Empresa tem processos em andamento. Processos no Tribunal de Justiça do Estado de São Paulo (TJ-SP) mostram que a saúde financeira da empresa está comprometida. Há ações de cobranças de dívidas por parte de instituições bancárias, cobranças relativas ao ICMS por parte do governo do estado de São Paulo, e até mesmo despejo por falta de pagamento. O UOL entrou em contato com o advogado Paulo Sergio Uchôa Fagundes Ferraz de Camargo, que representa a empresa nesses processos, mas ele afirmou que não poderia se pronunciar.

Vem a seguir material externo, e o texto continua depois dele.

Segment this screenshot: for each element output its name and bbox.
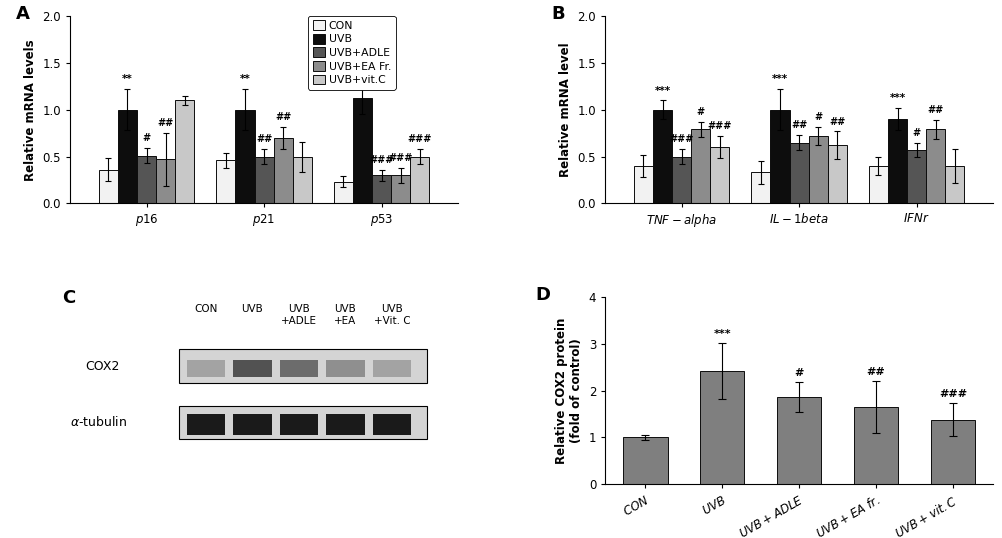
Text: UVB
+EA: UVB +EA (334, 305, 357, 326)
Text: ###: ### (369, 155, 394, 165)
Text: #: # (794, 369, 803, 378)
Bar (156, 159, 175, 203)
Text: ###: ### (407, 134, 432, 144)
Text: ***: *** (889, 93, 905, 103)
Text: ###: ### (668, 134, 693, 144)
Bar (326, 414, 365, 435)
Bar (789, 143, 808, 203)
Bar (235, 110, 255, 203)
Bar (326, 360, 365, 377)
Text: ##: ## (927, 105, 943, 115)
Bar (944, 166, 963, 203)
Bar (175, 101, 194, 203)
Text: COX2: COX2 (85, 360, 120, 373)
Text: ###: ### (938, 390, 966, 400)
Bar (750, 173, 770, 203)
Legend: CON, UVB, UVB+ADLE, UVB+EA Fr., UVB+vit.C: CON, UVB, UVB+ADLE, UVB+EA Fr., UVB+vit.… (308, 16, 395, 89)
Text: ***: *** (654, 86, 670, 96)
Bar (853, 407, 898, 484)
Bar (118, 110, 137, 203)
Text: UVB: UVB (241, 305, 264, 315)
Bar (372, 175, 391, 203)
Text: CON: CON (194, 305, 217, 315)
Bar (373, 360, 411, 377)
Text: ##: ## (157, 118, 173, 129)
Bar (770, 110, 789, 203)
Y-axis label: Relative COX2 protein
(fold of control): Relative COX2 protein (fold of control) (555, 317, 582, 464)
Bar (280, 414, 318, 435)
Text: ###: ### (707, 121, 731, 131)
Bar (622, 437, 667, 484)
Text: ###: ### (388, 153, 413, 163)
Bar (293, 157, 312, 203)
Bar (186, 360, 225, 377)
Text: #: # (696, 107, 704, 117)
Text: ##: ## (791, 121, 807, 130)
Bar (868, 166, 887, 203)
Bar (280, 360, 318, 377)
Bar (906, 150, 925, 203)
Text: ***: *** (354, 66, 370, 76)
Bar (925, 130, 944, 203)
Text: D: D (535, 286, 550, 304)
Bar (690, 130, 709, 203)
Bar (255, 157, 274, 203)
Bar (178, 349, 427, 383)
Bar (827, 145, 846, 203)
Y-axis label: Relative mRNA levels: Relative mRNA levels (24, 39, 37, 181)
Bar (232, 360, 272, 377)
Bar (216, 160, 235, 203)
Text: $\alpha$-tubulin: $\alpha$-tubulin (70, 415, 127, 429)
Text: A: A (16, 5, 30, 23)
Text: #: # (912, 128, 920, 138)
Bar (652, 110, 671, 203)
Y-axis label: Relative mRNA level: Relative mRNA level (558, 43, 571, 177)
Bar (887, 119, 906, 203)
Bar (137, 155, 156, 203)
Bar (186, 414, 225, 435)
Bar (776, 397, 821, 484)
Bar (930, 420, 974, 484)
Text: **: ** (239, 74, 250, 84)
Text: ##: ## (256, 134, 272, 144)
Bar (232, 414, 272, 435)
Bar (334, 182, 353, 203)
Text: ***: *** (772, 74, 788, 84)
Bar (699, 371, 743, 484)
Text: ##: ## (829, 117, 845, 126)
Bar (709, 147, 728, 203)
Text: ##: ## (275, 112, 291, 122)
Text: #: # (814, 112, 822, 122)
Text: ##: ## (866, 367, 885, 378)
Bar (99, 169, 118, 203)
Bar (373, 414, 411, 435)
Text: UVB
+ADLE: UVB +ADLE (281, 305, 317, 326)
Bar (391, 175, 410, 203)
Text: **: ** (122, 74, 132, 84)
Bar (671, 157, 690, 203)
Bar (633, 166, 652, 203)
Text: C: C (62, 289, 75, 308)
Bar (808, 136, 827, 203)
Text: UVB
+Vit. C: UVB +Vit. C (374, 305, 410, 326)
Text: ***: *** (712, 329, 730, 339)
Bar (410, 157, 429, 203)
Bar (178, 406, 427, 439)
Bar (274, 138, 293, 203)
Bar (353, 97, 372, 203)
Text: #: # (142, 133, 150, 144)
Text: B: B (550, 5, 564, 23)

Sócios originais deixaram a empresa
Os três sócios da Diletto deixaram a empresa em 2017. Idealizador da marca, Leandro Scabin foi o primeiro a sair. Ele se mudou para Miami e hoje atua como Country Business Manager do clube de futebol português Sport Lisboa e Benfica, segundo seu perfil no LinkedIn. Scabin foi procurado pelo UOL e disse apenas que vendeu a empresa há muitos anos.
Fábio Meneghini contou ao UOL que ainda firmou parcerias importantes para a Diletto após a saída de Scabin. Depois que ele e seus sócios deixaram a empresa, a Diletto foi vendida duas vezes. Atualmente, Meneghini possui uma consultoria de branding.
Fabio Pinheiro hoje atua como membro de conselhos de diversas empresas. O UOL entrou em contato, mas ele não respondeu.
O atual CEO da Diletto é Marcos Cattan. A informação é do LinkedIn. Cattan é ex-vice-presidente financeiro do grupo Carta Fabril, indústria de papéis. O UOL tentou contato com o executivo, que não respondeu.
Marcel Molon consta como atual administrador. A informação foi obtida com base em pesquisas no Tribunal de Justiça de São Paulo. No LinkedIn, Molon diz que deixou a Diletto em 2020. UOL entrou em contato com ele e não obteve resposta.